The Key to Staying on Top: Reevaluation

May 20th, 2010 by Joern Meissner

In a market where timing is everything and prices are constantly shifting, one of the main (and obvious) priorities that executives and managers tend to miss is constant reevaluation. With aggressive competitors ready to move in on your customers, a successful company needs to be constantly aware of what is going on in their markets, what they customers want, and where their prices should be. It is not enough to simply know this information once a month or even once a week; in this technologically-reinforced fast -paced world, it is imperative that executives reevaluate their decisions constantly.

The first step in the reevaluation process to realize that you, as the executive or manager, have two valuable resources at your disposal: your employees and your computers. The second step is to trust that each can do their job.

Your computers can be set up, with even the most basic software, to run databases that can process large amount of information, from your current prices, to your prices in certain months, to your competitors’ prices. Having this information is vital, as it will tell you whether your prices are working or failing you at any given point.

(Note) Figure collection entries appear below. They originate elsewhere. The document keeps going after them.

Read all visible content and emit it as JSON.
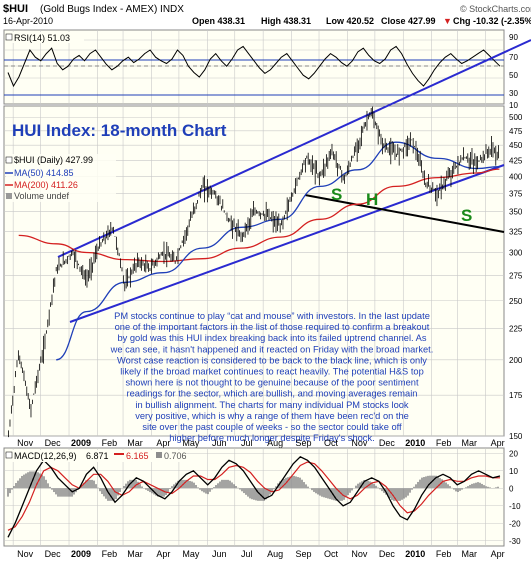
{
  "header": {
    "symbol": "$HUI",
    "name": "(Gold Bugs Index - AMEX) INDX",
    "date": "16-Apr-2010",
    "open": "Open 438.31",
    "high": "High 438.31",
    "low": "Low 420.52",
    "close": "Close 427.99",
    "change": "Chg -10.32 (-2.35%)",
    "change_arrow": "▼",
    "copyright": "© StockCharts.com"
  },
  "rsi_panel": {
    "label": "RSI(14) 51.03",
    "ticks": [
      "90",
      "70",
      "50",
      "30",
      "10"
    ]
  },
  "main_panel": {
    "title": "HUI Index: 18-month Chart",
    "legend": [
      {
        "text": "$HUI (Daily) 427.99",
        "color": "#000000"
      },
      {
        "text": "MA(50) 414.85",
        "color": "#1f3fb8"
      },
      {
        "text": "MA(200) 411.26",
        "color": "#d42020"
      },
      {
        "text": "Volume undef",
        "color": "#888888"
      }
    ],
    "ticks": [
      "500",
      "475",
      "450",
      "425",
      "400",
      "375",
      "350",
      "325",
      "300",
      "275",
      "250",
      "225",
      "200",
      "175",
      "150"
    ],
    "pattern_labels": [
      "S",
      "H",
      "S"
    ],
    "commentary": [
      "PM stocks continue to play “cat and mouse” with investors. In the last update",
      "one of the important factors in the list of those required to confirm a breakout",
      "by gold was this HUI index breaking back into its failed uptrend channel. As",
      "we can see, it hasn't happened and it reacted on Friday with the broad market.",
      "Worst case reaction is considered to be back to the black line, which is only",
      "likely if the broad market continues to react heavily. The potential H&S top",
      "shown here is not thought to be genuine because of the poor sentiment",
      "readings for the sector, which are bullish, and moving averages remain",
      "in bullish alignment. The charts for many individual PM stocks look",
      "very positive, which is why a range of them have been rec'd on the",
      "site over the past couple of weeks - so the sector could take off",
      "higher before much longer despite Friday's shock."
    ]
  },
  "macd_panel": {
    "label_prefix": "MACD(12,26,9)",
    "value1": "6.871",
    "value2": "6.165",
    "value3": "0.706",
    "ticks": [
      "20",
      "10",
      "0",
      "-10",
      "-20",
      "-30"
    ]
  },
  "x_axis": {
    "labels": [
      "Nov",
      "Dec",
      "2009",
      "Feb",
      "Mar",
      "Apr",
      "May",
      "Jun",
      "Jul",
      "Aug",
      "Sep",
      "Oct",
      "Nov",
      "Dec",
      "2010",
      "Feb",
      "Mar",
      "Apr"
    ]
  },
  "colors": {
    "panel_bg": "#fffff4",
    "grid": "#c8c8c8",
    "price": "#000000",
    "ma50": "#1f3fb8",
    "ma200": "#d42020",
    "channel": "#2a2ad0",
    "black_line": "#000000",
    "title": "#1f3fb8",
    "commentary": "#1f3fb8",
    "pattern": "#1a8a1a",
    "rsi": "#000000",
    "rsi_bands": "#1f3fb8",
    "macd_line": "#000000",
    "macd_signal": "#d42020",
    "histogram": "#8d8d8d"
  },
  "chart_data": {
    "type": "line",
    "title": "HUI Index: 18-month Chart",
    "y_scale": "log",
    "ylim": [
      150,
      510
    ],
    "x_range": [
      "Nov 2008",
      "Apr 2010"
    ],
    "series": [
      {
        "name": "$HUI (Daily)",
        "points": [
          [
            "2008-10-27",
            150
          ],
          [
            "2008-11-07",
            205
          ],
          [
            "2008-11-20",
            165
          ],
          [
            "2008-12-05",
            210
          ],
          [
            "2008-12-18",
            280
          ],
          [
            "2009-01-05",
            300
          ],
          [
            "2009-01-20",
            270
          ],
          [
            "2009-02-02",
            305
          ],
          [
            "2009-02-18",
            330
          ],
          [
            "2009-03-03",
            265
          ],
          [
            "2009-03-17",
            290
          ],
          [
            "2009-03-30",
            282
          ],
          [
            "2009-04-14",
            300
          ],
          [
            "2009-04-27",
            290
          ],
          [
            "2009-05-11",
            330
          ],
          [
            "2009-05-27",
            385
          ],
          [
            "2009-06-09",
            375
          ],
          [
            "2009-06-24",
            340
          ],
          [
            "2009-07-08",
            318
          ],
          [
            "2009-07-23",
            350
          ],
          [
            "2009-08-06",
            345
          ],
          [
            "2009-08-20",
            330
          ],
          [
            "2009-09-04",
            380
          ],
          [
            "2009-09-17",
            430
          ],
          [
            "2009-10-02",
            400
          ],
          [
            "2009-10-15",
            440
          ],
          [
            "2009-10-29",
            395
          ],
          [
            "2009-11-12",
            450
          ],
          [
            "2009-11-26",
            510
          ],
          [
            "2009-12-10",
            450
          ],
          [
            "2009-12-24",
            435
          ],
          [
            "2010-01-11",
            460
          ],
          [
            "2010-01-25",
            390
          ],
          [
            "2010-02-08",
            375
          ],
          [
            "2010-02-22",
            405
          ],
          [
            "2010-03-08",
            430
          ],
          [
            "2010-03-22",
            420
          ],
          [
            "2010-04-08",
            445
          ],
          [
            "2010-04-16",
            428
          ]
        ]
      },
      {
        "name": "MA(50)",
        "points": [
          [
            "2008-12-18",
            200
          ],
          [
            "2009-01-20",
            240
          ],
          [
            "2009-03-03",
            268
          ],
          [
            "2009-04-14",
            278
          ],
          [
            "2009-05-27",
            305
          ],
          [
            "2009-07-08",
            330
          ],
          [
            "2009-08-20",
            340
          ],
          [
            "2009-10-02",
            385
          ],
          [
            "2009-11-12",
            410
          ],
          [
            "2009-12-24",
            455
          ],
          [
            "2010-02-08",
            428
          ],
          [
            "2010-03-22",
            412
          ],
          [
            "2010-04-16",
            415
          ]
        ]
      },
      {
        "name": "MA(200)",
        "points": [
          [
            "2008-11-07",
            320
          ],
          [
            "2008-12-18",
            310
          ],
          [
            "2009-01-20",
            300
          ],
          [
            "2009-03-03",
            292
          ],
          [
            "2009-04-14",
            290
          ],
          [
            "2009-05-27",
            293
          ],
          [
            "2009-07-08",
            305
          ],
          [
            "2009-08-20",
            318
          ],
          [
            "2009-10-02",
            340
          ],
          [
            "2009-11-12",
            360
          ],
          [
            "2009-12-24",
            385
          ],
          [
            "2010-02-08",
            398
          ],
          [
            "2010-03-22",
            405
          ],
          [
            "2010-04-16",
            411
          ]
        ]
      }
    ],
    "rsi": {
      "name": "RSI(14)",
      "last": 51.03,
      "ylim": [
        10,
        90
      ],
      "values": [
        45,
        30,
        40,
        55,
        70,
        62,
        58,
        66,
        72,
        55,
        48,
        52,
        60,
        64,
        58,
        66,
        70,
        62,
        54,
        48,
        52,
        58,
        62,
        56,
        60,
        66,
        70,
        62,
        58,
        55,
        60,
        70,
        64,
        52,
        45,
        40,
        48,
        60,
        66,
        58,
        52,
        60,
        70,
        74,
        66,
        58,
        50,
        44,
        48,
        55,
        62,
        66,
        58,
        50,
        42,
        38,
        44,
        52,
        60,
        66,
        62,
        56,
        52,
        58,
        68,
        72,
        64,
        58,
        55,
        60,
        70,
        74,
        66,
        54,
        44,
        36,
        30,
        38,
        48,
        56,
        62,
        66,
        60,
        55,
        58,
        62,
        66,
        70,
        64,
        58,
        52
      ]
    },
    "macd": {
      "name": "MACD(12,26,9)",
      "values": [
        6.871,
        6.165,
        0.706
      ],
      "ylim": [
        -30,
        20
      ],
      "line": [
        -28,
        -20,
        -10,
        0,
        10,
        16,
        12,
        6,
        2,
        -2,
        0,
        8,
        12,
        6,
        -2,
        -8,
        -4,
        2,
        6,
        4,
        0,
        -4,
        -6,
        -2,
        4,
        8,
        10,
        6,
        2,
        6,
        12,
        16,
        14,
        10,
        4,
        -2,
        -6,
        -4,
        2,
        8,
        14,
        18,
        16,
        12,
        6,
        0,
        -6,
        -10,
        -8,
        -2,
        4,
        6,
        4,
        -2,
        -10,
        -16,
        -18,
        -12,
        -4,
        2,
        6,
        8,
        6,
        2,
        4,
        8,
        10,
        8,
        6,
        7
      ],
      "signal": [
        -24,
        -22,
        -16,
        -8,
        2,
        10,
        12,
        10,
        6,
        2,
        0,
        4,
        8,
        8,
        4,
        -2,
        -4,
        -2,
        2,
        4,
        2,
        0,
        -2,
        -3,
        0,
        4,
        7,
        7,
        5,
        5,
        8,
        12,
        13,
        12,
        9,
        4,
        0,
        -2,
        -1,
        3,
        8,
        13,
        15,
        14,
        10,
        5,
        0,
        -4,
        -6,
        -4,
        0,
        3,
        4,
        1,
        -4,
        -10,
        -14,
        -13,
        -9,
        -4,
        0,
        4,
        5,
        4,
        4,
        6,
        7,
        7,
        6,
        6
      ]
    }
  }
}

A case in point here is simple: if last year’s data tells you that more people will need swimming suits in the summer and spring, push the price up in those seasons. While this may seem overly simplistic, information like this won’t make any difference if your company miss this because the information isn’t always available and isn’t accessible every day. If your competitor suddenly changes prices, you simply can’t wait three months to realize it – and another three months to change your pricing policies to try to take back some of your customers.

The second part of this process is also fairly simple: empower your employees to use these information databases to implement informed decisions. If your employee realizes that your two major competitors have suddenly dropped their prices for a similar product to yours and that you’re going to lose any chance at a profit this quarter because of it, then enable your employees to fix that problem for you. Sure, have then inform you of the problem and the solution immediately, as it happens, but in this day of instant communication with anyone, they shouldn’t have to wait every time something changes – because something will change every day.

This is the central crux of this idea: stay on top by staying informed. Put of all your skills to use by making sure that your company is running as well as it can by keeping informed and by using this constant stream of information to make important decisions on your basic pricing policies, every day.